Irradiated blood products. If a large number of fresh white cells remain in any blood product, these white cells may start growing inside the bone marrow of the patient, and thus form an inadvertent stem-cell graft. This happens only when the immune system of the patient is severely depressed and cannot "reject" these donor white cells. Patients with leukemia or lymphoma, or patients who have recently received a transplant, are at risk of such a complication, which is called "transfusion-induced graft-versus-host disease". Irradiation of the blood product will not kill the white cells, but will make it impossible for them to grow inside the patient. Therefore, IBMT irradiates the blood products administered to all transplant patients and to most patients with leukemia or lymphoma. If you would need a transfusion at another hospital or clinic, you must inform the personnel there that you should receive irradiated blood products. They should contact your IBMT physician or nurse. Blood products that need irradiation are red ells, platelets, and white cells. Fresh frozen plasma, cryoprecipitate and albumin do not need to be irradiated.
CMV-negative blood products. Cytomegalovirus (CMV) is a virus that many people acquire during childhood or adolescence. In rural areas, about half the adults have been exposed to the virus; in urban areas often > 80% have previous exposure. In healthy people, the virus gives a flu-like illness or no symptoms at all. However, the virus stays alive in the body after infection, and can re-activate when the immune system is decreased. Thus, transplant patients are at high risk of reactivation of the virus. In such patients, CMV can cause very serious complications, with inflammation of lungs, bowel, kidneys, liver, and eyes. Blood from a healthy donor without symptoms can also transfer the virus to a transplant patient. The virus may be present in the white cells of the donor blood. Leukocyte-removal already decreases the risk of this transfer. IBMT has decided to take additional precautions for patients who are at the highest risk of serious CMV infection. Thus, patients who have never been exposed to CMV (CMV seronegative) and receive a stem-cell transplant from a donor (allogeneic transplant) are at very high risk of CMV infection. These high-risk patients will receive blood products that have been tested for CMV, and only products from CMV seronegative donors will be used.
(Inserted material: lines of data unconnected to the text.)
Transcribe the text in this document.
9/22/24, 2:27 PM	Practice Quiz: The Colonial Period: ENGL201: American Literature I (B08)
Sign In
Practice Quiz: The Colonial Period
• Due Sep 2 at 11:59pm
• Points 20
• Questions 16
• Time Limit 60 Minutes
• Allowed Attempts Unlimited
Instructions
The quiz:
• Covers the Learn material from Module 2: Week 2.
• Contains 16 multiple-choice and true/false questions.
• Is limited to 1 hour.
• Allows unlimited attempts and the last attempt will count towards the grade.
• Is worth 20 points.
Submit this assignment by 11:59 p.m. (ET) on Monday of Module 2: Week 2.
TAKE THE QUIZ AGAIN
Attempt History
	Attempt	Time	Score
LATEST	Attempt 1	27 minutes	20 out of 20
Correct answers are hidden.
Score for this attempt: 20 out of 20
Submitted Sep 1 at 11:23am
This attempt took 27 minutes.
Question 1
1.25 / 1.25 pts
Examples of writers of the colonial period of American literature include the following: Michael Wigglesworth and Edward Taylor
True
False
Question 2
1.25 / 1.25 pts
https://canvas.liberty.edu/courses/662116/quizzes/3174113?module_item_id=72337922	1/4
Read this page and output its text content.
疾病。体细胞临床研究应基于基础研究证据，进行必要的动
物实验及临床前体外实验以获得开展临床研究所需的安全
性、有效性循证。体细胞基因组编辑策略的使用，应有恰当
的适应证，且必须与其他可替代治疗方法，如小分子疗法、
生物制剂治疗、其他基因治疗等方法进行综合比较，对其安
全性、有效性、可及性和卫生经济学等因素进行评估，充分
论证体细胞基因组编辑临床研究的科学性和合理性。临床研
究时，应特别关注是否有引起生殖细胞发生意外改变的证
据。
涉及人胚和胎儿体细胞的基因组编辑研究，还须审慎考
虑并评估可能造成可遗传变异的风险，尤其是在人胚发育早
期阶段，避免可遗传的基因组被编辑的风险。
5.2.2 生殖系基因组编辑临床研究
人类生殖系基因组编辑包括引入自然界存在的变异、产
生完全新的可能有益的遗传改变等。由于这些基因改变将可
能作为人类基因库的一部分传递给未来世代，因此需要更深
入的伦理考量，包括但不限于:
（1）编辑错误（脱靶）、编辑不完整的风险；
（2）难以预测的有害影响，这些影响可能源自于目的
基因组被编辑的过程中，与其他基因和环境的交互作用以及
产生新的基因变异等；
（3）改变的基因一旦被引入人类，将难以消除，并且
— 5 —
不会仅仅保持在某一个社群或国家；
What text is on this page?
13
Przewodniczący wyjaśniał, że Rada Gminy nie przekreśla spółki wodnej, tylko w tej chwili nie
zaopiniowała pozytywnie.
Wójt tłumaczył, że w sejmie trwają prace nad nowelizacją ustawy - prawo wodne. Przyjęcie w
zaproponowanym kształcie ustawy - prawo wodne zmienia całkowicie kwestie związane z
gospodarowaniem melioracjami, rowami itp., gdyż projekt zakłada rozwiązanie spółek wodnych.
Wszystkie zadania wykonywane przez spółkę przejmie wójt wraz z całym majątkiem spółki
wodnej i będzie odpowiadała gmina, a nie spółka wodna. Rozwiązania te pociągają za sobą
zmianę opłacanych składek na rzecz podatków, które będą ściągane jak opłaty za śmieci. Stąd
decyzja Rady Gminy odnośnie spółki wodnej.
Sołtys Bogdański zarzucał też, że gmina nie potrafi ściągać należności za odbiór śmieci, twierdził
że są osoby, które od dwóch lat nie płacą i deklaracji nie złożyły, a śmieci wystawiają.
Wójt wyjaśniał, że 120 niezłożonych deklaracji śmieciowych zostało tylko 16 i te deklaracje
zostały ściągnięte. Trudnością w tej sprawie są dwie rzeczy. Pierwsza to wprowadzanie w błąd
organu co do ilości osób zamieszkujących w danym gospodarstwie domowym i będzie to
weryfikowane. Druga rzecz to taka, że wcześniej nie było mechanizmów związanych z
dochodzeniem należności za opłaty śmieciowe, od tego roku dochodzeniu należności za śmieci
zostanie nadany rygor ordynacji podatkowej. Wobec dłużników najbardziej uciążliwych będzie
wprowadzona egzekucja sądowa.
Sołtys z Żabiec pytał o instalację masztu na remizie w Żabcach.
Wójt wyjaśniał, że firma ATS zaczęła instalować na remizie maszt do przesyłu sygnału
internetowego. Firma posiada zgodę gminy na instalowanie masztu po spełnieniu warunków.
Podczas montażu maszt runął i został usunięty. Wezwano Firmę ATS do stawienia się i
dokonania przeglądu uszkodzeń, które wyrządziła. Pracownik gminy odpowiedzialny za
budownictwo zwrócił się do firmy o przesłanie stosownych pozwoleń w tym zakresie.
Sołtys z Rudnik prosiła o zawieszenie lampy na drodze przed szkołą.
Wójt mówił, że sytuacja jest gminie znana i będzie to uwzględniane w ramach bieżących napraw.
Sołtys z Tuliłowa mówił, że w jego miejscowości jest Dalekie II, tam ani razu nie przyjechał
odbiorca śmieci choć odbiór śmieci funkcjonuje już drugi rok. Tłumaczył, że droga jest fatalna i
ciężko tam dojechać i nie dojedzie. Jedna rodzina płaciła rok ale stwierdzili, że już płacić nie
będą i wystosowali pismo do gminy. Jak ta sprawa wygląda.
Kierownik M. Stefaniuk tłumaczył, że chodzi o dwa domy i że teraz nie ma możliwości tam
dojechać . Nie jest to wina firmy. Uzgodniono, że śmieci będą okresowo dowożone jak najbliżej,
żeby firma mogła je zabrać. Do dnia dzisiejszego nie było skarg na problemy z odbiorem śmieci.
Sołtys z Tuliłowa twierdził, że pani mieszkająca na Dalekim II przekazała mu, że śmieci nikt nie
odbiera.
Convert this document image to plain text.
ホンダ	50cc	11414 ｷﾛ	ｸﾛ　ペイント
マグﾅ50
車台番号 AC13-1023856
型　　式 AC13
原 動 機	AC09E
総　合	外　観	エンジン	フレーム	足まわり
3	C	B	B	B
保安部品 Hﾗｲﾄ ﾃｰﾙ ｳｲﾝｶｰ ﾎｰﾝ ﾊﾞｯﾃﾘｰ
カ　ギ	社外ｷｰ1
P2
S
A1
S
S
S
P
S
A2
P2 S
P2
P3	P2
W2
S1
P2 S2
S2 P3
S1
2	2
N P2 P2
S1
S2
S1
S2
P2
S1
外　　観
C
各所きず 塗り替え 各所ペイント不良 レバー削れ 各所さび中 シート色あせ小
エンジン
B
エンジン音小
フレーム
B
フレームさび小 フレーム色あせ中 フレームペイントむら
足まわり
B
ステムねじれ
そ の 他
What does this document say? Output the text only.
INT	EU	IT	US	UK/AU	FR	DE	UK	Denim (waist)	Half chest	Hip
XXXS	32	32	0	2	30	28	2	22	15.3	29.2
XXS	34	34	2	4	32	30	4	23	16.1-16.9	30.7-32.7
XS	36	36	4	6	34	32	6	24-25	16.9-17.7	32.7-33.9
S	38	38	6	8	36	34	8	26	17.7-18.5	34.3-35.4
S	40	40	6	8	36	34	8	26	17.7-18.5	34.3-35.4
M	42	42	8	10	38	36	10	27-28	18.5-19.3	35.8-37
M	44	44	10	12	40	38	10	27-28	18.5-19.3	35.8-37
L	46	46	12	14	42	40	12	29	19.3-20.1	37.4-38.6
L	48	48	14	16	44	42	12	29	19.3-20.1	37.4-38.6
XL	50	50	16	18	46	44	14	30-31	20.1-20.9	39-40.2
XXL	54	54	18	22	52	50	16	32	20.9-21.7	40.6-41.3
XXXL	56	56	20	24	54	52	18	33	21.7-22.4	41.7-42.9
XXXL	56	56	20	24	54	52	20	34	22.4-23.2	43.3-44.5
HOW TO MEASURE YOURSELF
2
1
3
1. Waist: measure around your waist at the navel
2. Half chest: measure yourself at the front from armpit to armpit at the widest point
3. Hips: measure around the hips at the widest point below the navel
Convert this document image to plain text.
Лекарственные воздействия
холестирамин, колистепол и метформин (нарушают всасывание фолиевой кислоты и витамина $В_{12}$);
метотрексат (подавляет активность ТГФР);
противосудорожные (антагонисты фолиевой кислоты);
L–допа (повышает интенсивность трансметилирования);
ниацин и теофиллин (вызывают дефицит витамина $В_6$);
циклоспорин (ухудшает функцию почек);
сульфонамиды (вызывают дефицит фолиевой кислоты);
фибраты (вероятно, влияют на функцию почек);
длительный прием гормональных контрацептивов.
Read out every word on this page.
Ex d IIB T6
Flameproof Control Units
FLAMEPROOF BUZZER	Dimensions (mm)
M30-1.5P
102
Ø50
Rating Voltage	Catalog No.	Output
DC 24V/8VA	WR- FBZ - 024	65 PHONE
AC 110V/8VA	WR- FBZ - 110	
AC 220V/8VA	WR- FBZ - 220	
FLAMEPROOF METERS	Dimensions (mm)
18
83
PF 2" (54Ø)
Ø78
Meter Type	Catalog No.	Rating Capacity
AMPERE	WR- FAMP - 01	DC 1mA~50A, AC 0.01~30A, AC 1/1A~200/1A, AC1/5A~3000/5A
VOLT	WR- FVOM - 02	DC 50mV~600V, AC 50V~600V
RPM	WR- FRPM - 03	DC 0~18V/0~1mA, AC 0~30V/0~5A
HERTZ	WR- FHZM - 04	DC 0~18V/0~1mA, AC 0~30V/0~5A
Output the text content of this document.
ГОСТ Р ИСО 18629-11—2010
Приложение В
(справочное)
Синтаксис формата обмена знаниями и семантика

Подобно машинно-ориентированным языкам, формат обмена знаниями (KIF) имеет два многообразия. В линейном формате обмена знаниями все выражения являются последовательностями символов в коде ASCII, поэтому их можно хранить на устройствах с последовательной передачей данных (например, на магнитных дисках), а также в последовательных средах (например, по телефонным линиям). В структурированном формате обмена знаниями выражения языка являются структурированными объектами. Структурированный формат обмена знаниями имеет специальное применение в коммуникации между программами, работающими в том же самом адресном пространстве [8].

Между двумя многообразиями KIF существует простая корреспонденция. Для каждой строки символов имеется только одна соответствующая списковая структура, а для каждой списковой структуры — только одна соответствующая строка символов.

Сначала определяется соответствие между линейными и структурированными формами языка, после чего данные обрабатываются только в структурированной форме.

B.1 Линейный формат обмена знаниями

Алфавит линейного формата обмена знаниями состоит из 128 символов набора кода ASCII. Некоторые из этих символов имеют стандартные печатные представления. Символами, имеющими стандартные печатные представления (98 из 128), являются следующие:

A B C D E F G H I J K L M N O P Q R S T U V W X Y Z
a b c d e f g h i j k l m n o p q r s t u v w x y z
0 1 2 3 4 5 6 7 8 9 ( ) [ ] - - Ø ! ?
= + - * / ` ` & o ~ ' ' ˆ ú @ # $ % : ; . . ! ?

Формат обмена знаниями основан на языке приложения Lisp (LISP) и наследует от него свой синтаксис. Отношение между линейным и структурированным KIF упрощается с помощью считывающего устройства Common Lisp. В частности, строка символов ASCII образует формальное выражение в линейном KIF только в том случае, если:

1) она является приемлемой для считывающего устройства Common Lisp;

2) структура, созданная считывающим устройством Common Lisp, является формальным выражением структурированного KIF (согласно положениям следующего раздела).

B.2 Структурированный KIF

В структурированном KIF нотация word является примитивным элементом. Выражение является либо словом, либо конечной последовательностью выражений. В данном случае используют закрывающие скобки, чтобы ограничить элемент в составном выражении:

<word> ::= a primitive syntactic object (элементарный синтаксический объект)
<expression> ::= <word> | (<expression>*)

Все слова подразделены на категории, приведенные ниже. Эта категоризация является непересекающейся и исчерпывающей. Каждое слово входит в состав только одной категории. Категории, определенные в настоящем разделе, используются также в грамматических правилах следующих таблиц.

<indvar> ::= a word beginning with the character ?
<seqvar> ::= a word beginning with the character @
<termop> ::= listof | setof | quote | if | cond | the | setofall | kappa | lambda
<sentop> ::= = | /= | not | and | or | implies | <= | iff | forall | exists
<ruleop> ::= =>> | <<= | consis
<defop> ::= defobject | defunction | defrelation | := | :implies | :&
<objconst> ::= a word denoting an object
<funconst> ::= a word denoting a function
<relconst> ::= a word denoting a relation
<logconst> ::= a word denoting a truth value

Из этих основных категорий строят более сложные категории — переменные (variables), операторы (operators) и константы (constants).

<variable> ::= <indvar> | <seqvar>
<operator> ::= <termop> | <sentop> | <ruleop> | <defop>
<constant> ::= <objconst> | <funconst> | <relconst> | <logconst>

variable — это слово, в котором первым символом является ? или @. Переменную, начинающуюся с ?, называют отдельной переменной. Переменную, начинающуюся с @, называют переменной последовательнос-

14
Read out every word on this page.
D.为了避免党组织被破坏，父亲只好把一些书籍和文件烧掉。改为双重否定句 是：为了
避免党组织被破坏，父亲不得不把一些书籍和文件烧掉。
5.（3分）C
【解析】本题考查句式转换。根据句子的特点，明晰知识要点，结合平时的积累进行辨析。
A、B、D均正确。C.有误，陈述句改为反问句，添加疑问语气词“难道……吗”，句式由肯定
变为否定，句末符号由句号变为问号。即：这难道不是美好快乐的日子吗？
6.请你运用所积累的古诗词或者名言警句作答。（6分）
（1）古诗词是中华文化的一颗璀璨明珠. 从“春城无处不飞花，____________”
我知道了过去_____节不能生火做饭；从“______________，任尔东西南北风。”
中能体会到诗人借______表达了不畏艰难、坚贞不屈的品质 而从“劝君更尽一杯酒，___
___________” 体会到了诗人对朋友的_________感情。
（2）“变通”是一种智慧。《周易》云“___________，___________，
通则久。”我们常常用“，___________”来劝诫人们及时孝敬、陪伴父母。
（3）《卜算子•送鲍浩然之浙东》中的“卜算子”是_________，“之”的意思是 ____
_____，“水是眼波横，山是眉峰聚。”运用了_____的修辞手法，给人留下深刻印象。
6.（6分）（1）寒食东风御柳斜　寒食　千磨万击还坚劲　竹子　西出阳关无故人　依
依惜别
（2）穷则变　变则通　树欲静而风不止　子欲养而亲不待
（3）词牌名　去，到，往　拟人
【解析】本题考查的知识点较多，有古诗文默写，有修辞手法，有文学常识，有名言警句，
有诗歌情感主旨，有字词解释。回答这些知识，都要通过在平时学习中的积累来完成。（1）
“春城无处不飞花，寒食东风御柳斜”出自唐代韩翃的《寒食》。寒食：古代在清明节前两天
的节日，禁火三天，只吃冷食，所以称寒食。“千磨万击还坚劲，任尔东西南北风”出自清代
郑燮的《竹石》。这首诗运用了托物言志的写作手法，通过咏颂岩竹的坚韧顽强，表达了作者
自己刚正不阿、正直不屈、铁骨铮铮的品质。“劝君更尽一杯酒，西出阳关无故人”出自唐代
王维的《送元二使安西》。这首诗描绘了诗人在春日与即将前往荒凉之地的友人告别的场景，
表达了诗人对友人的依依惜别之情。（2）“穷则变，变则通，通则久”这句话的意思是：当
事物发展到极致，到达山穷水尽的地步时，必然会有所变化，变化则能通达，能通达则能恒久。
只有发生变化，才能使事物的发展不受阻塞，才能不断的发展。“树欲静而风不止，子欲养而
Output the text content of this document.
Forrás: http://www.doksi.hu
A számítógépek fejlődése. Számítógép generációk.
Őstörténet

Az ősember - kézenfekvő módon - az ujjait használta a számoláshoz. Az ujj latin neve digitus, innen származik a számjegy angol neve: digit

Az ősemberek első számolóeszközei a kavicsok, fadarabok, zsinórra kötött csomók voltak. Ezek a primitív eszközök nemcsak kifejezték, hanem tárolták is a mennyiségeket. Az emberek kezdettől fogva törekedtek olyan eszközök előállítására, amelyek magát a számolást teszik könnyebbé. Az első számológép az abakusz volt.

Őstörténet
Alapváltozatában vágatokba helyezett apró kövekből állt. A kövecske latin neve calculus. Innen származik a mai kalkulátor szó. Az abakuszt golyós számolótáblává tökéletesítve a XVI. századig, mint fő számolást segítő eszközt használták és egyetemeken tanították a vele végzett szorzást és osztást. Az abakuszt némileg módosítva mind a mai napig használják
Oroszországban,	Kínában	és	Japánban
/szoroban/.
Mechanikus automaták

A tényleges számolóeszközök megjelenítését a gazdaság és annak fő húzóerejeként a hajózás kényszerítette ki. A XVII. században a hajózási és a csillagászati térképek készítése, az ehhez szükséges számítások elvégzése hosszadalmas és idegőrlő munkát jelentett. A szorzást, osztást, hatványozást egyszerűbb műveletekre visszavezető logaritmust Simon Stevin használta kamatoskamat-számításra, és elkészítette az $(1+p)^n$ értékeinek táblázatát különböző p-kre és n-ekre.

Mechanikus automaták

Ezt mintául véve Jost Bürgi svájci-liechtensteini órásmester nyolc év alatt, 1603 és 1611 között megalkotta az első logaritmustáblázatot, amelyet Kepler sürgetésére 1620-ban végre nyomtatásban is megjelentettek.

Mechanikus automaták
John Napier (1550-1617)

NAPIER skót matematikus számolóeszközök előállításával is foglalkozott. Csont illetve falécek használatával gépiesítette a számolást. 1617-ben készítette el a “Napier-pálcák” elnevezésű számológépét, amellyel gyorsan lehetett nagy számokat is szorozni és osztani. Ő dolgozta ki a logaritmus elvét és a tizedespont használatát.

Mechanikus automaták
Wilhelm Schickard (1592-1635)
Change in blood type. Donors for allogeneic stem-cell transplantation are selected based on their HLA type (tissue type), and not on their blood type. Therefore, it is quite common that the donor and patient have different blood types. The blood type is determined by the red cells. After transplant and bone-marrow recovery the red cells will come from the donor and have the donor's blood type. As an example, if the patient is blood type A, and the donor is blood type O, the patient after transplant will become blood type O. The long-term outcome of an allogeneic stem-cell transplant is affected only to a small degree by the blood types of the donor and recipient. If an ABO difference exists, the transplant itself may create some technical difficulties, but these can be easily overcome. Red-cell recovery may be delayed after such transplants, and the patient may need support with red-cell transfusions for a prolonged period of time. More importantly, the patient should be aware that the blood type has changed or will change, and that old blood type cards are no longer valid. IBMT will provide you with a laminated card that indicates that your blood type may have changed. After your bone-marrow function has fully recovered, you may receive red cells of your new blood type. During the transplant process, usually red cells of blood type O are used, since these can be used for any patient (universal donor).

If you have questions or concerns about transfusions, or about blood donations from relatives and friends, we encourage you to discuss these with your physician, clinic nurses, or the transplant coordinator.